Whenever the Barn Swallows swoop past my head for the first time in the year I know that Spring has returned for sure. On my way along the river to the sports club yesterday the liquid chortling and twittering of this first harbinger of Spring spun out of the grey, rainy air like cotton candy, a taste of what was to come. The next moment the daredevil eye drop of its lean, indigo and rust body, wings cutting the air like scissors, flashed past my head and dove to within a finger’s breadth above the water’s surface. It banked and disappeared in the bend of the river.
All the along the river birds were preparing for the Spring Bash, everyone breaking off into pairs. The pairs of Green Winged Teals kicked the water in tiny sambas, the males complete in their Mardi Gras emerald green mask. A female Carrion Crow (similar to the American Common Crow, and smaller than the more numerous and Raven-like Jungle Crows) chuckled as she tenderly tended her new nest of twigs, in clear view among the bare branches of a Beech tree. A pair of Common Kingfishers, both flashing metallic turquoise, perched beyond sight of one another, but staying close to the tiny nest burrow in the mud embankment and keeping to their customary solitary habits in spite of pairing. White Wagtails square danced among the rocks while Spot Billed Ducks tangoed amidst the watery grasses. A Great Cormorant, dressed like a blackjack, flamencoed right through the crowd, unable to make quick turns. And in the champagne cloud of blossoming Cherry trees a contingent of White Eyes turned minuets, their wispy chirps giving voice to the Cherry trees’ ardor.

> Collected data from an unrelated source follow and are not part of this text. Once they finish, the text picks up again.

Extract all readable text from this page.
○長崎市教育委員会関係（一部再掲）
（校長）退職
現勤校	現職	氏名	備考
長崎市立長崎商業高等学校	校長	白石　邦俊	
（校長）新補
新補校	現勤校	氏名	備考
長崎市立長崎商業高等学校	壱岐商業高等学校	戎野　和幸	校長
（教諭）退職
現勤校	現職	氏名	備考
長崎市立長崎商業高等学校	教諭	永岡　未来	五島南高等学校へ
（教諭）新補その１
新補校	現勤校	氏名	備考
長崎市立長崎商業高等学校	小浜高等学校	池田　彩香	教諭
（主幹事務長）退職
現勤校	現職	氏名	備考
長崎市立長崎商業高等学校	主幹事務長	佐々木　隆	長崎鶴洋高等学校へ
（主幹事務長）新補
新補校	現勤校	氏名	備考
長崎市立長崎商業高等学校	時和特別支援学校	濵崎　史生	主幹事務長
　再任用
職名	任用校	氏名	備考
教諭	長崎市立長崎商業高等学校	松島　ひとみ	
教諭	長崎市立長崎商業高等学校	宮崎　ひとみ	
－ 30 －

And off to the side, hunched like an old man, stood a Little Egret, his yellow feet in odd contrast to the swirling grey water and cold rocks. The wind stirred the billowy fronds of his coattails and, almost dejected, he pulled his long neck further into his shoulders and eyed the darker depths of the water for morsels. While everyone else danced, calling up sunshine that still didn’t have the strength to break the hold of Winter, the Egret remained a realist, looking at the present with still and uncompromising eyes. I crouched down along the bank of the river and tried to mimic his immovable spirit, but like all humans my mind wandered and took off with the dancers. Soon I was up and walking again, off to other, more pressing matters.